Whether you work in the public or private sector, the notion of budget cuts is a reality. If not an outright cut, you’re certainly being asked to do more with less—squeeze greater productivity and results out of the same number of resources and/or take on more projects than you have in the past.
The problem, of course, is that budget cuts hurt—they reduce the available funds and/or personnel available to get the work done. And, in most businesses, the work needing to get done continues to grow. But do all budget cuts have to hurt? Do all budget cuts necessarily have to reduce the available resources available to meet business needs?
Cutting the amount of money spent on software is quite typically achievable without reducing resources. How is that possible? Because most companies are over-spending on the software they have, tying up resources unnecessarily. Cutting the amount of shelfware reduces the software budget while freeing up resources to be applied to other business needs.
What’s so great about this is that in most companies, these savings are right there in front of you, you just can’t see them. The reason why is because software, unlike hardware and other physical assets, is hard to see. It’s on hundreds or thousands of computers spread throughout the enterprise and is quite transient (easily uninstalled and moved elsewhere).
Making matters worse, modern software licensing is complex.

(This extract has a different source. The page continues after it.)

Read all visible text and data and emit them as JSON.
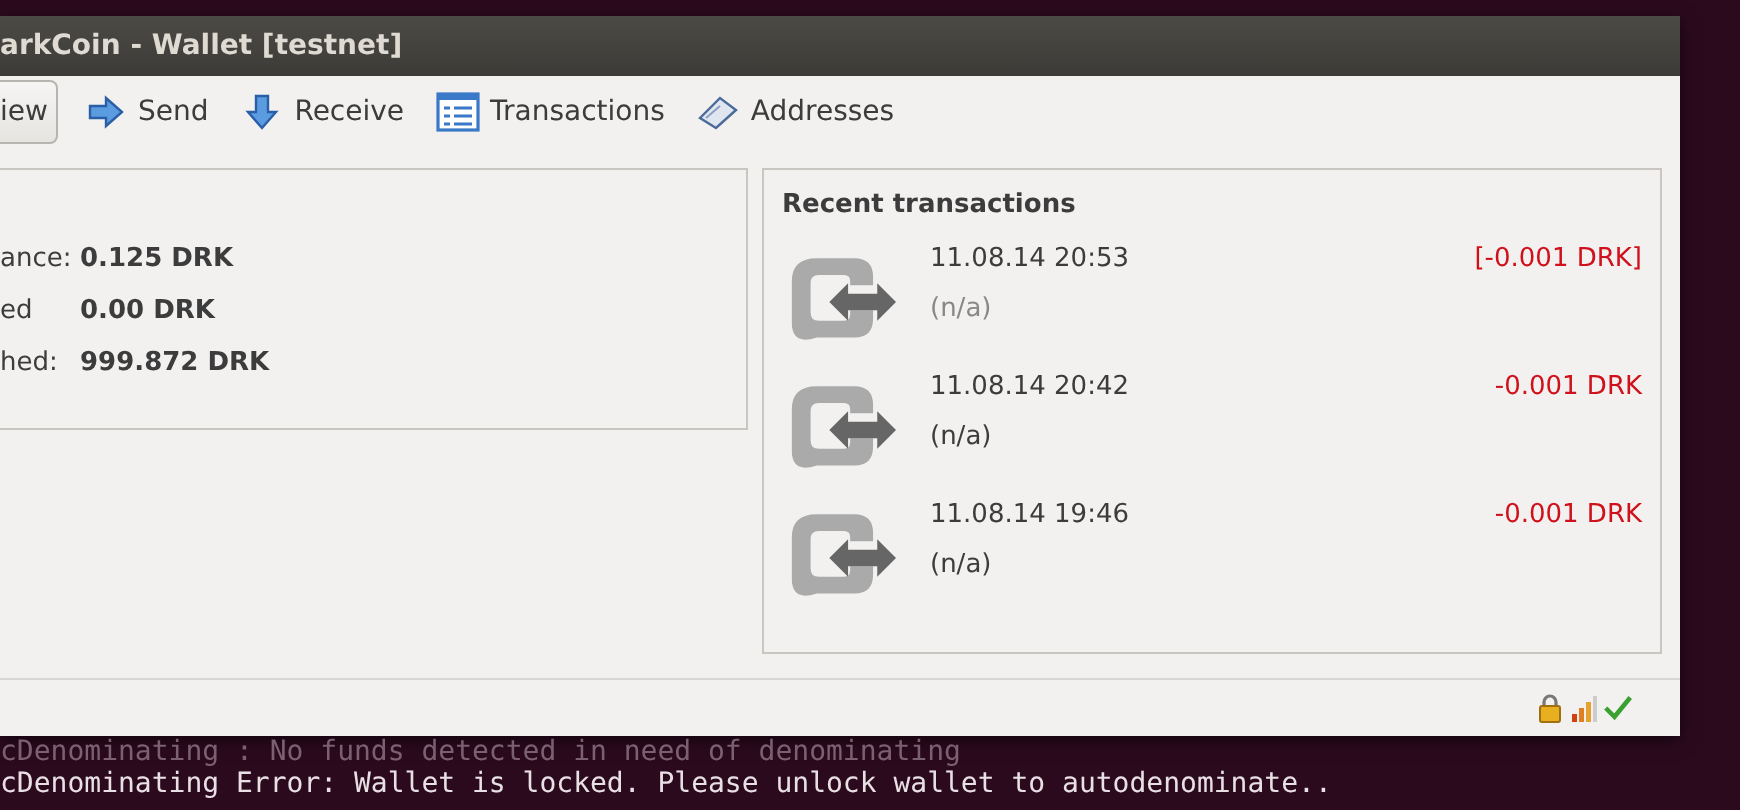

Traditional software asset management systems are limited in functionality to simply counting what you have purchased and deployed on legacy software. Legacy applications, developed for Windows, have simplistic licensing models—frequently based on a single user per license.
Modern applications, on the other hand, include Windows and non-Windows platforms and have complex licensing models based on a number of variables, including the underlying hardware. As a result, modern applications pose unique challenges through the entire software asset management process, including:
- Discovery of application virtualization, streaming, and virtual desktop infrastructure (VDI) usage
- Handling license consumption implications for virtual applications, virtual machines, VDI, partitions, and sub-capacity
- Identification of processor and partition characteristics for major vendors (IBM, Oracle, Microsoft, etc.)

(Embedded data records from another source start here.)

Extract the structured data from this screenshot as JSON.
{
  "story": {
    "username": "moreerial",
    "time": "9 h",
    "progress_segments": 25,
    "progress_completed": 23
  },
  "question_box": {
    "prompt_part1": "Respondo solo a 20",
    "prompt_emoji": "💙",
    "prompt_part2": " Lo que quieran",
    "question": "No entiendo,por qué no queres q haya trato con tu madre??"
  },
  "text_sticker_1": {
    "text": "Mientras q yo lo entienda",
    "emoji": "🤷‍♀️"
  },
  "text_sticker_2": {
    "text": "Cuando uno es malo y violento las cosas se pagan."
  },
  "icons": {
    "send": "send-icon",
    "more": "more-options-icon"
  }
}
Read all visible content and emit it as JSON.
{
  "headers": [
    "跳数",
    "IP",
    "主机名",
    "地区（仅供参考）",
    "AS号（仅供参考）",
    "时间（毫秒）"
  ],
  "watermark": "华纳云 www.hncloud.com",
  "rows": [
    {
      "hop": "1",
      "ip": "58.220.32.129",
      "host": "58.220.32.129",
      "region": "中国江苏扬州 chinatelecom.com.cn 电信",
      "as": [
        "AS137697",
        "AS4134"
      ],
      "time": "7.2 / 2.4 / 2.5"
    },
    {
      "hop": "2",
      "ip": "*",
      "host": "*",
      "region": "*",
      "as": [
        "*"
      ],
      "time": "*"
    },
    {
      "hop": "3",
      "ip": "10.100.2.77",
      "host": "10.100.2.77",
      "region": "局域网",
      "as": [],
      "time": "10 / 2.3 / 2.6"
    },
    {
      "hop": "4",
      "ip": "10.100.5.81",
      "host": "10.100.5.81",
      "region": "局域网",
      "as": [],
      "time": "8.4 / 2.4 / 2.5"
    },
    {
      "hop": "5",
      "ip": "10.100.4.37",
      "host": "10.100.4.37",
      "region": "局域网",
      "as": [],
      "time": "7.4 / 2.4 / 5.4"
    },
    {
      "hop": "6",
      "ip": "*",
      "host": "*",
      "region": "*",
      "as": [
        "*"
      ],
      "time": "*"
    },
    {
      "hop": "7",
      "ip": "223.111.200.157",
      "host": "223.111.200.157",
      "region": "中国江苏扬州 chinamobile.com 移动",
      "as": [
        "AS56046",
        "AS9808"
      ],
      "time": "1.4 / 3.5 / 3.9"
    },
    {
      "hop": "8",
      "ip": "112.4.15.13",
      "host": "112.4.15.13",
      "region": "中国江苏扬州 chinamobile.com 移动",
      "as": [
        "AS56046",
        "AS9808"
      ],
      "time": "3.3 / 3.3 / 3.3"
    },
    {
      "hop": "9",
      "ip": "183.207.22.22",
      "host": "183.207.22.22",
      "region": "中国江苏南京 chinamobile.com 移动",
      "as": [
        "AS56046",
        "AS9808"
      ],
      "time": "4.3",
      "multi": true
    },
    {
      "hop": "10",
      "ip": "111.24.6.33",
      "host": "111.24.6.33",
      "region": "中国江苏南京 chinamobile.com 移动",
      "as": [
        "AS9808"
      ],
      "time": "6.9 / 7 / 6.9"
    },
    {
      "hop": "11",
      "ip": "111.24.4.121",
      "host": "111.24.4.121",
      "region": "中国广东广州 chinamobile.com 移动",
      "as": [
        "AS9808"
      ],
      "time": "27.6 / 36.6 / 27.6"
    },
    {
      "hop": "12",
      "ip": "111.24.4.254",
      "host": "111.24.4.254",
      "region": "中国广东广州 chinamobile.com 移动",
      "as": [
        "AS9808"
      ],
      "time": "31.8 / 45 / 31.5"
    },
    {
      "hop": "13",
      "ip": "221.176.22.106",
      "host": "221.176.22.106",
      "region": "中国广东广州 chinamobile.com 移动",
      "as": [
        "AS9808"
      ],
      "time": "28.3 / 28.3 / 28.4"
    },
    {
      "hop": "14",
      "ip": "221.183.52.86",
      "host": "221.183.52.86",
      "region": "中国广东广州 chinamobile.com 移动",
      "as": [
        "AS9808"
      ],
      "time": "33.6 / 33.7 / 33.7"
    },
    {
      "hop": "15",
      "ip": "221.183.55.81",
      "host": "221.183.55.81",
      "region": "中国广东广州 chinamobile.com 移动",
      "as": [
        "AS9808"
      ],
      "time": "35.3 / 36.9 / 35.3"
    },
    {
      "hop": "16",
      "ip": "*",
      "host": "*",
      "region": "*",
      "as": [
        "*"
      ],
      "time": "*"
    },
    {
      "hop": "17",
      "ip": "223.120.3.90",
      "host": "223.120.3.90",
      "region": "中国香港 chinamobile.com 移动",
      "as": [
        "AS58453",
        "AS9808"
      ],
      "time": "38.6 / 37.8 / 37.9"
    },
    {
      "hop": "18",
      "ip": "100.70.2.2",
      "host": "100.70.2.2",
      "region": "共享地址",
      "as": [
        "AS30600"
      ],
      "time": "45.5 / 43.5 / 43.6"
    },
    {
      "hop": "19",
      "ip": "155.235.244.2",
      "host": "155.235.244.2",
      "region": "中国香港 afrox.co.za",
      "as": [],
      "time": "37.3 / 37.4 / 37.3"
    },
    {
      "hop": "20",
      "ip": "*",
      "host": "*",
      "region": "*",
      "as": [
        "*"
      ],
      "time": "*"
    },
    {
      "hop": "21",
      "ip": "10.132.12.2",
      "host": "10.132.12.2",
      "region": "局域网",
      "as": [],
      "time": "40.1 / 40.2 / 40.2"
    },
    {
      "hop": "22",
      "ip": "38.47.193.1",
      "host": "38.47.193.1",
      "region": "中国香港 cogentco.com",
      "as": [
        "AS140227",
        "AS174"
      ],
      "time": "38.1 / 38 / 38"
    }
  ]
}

- Consumption and usage for enterprise license models for all major publishers, verified by the publisher where appropriate (IBM, Oracle, etc.)
- Tracking of usage in product-specific way that aligns with how the software usage is monetized (SAP, usage-based licensing such as FlexNet Licensing, etc.)
Traditional software asset management and data normalization tools don’t even collect the evidence required to identify these modern applications, let alone manage their usage and spend. Some Software License Optimization solutions do.
Being able to identify software shelfware starts with the ability to discover and inventory all the software in your estate. From there, the right tools can help you understand your actual usage as it relates to your software entitlements and the vendor’s application specific product use rights. The right Software License Optimization solution can provide the insights needed to identify software spend reductions (up to 30% of software spend in many companies) that can provide IT a budget cut that doesn’t hurt—freeing resources to be invested in the growing backlog of business requirements that currently are unfunded.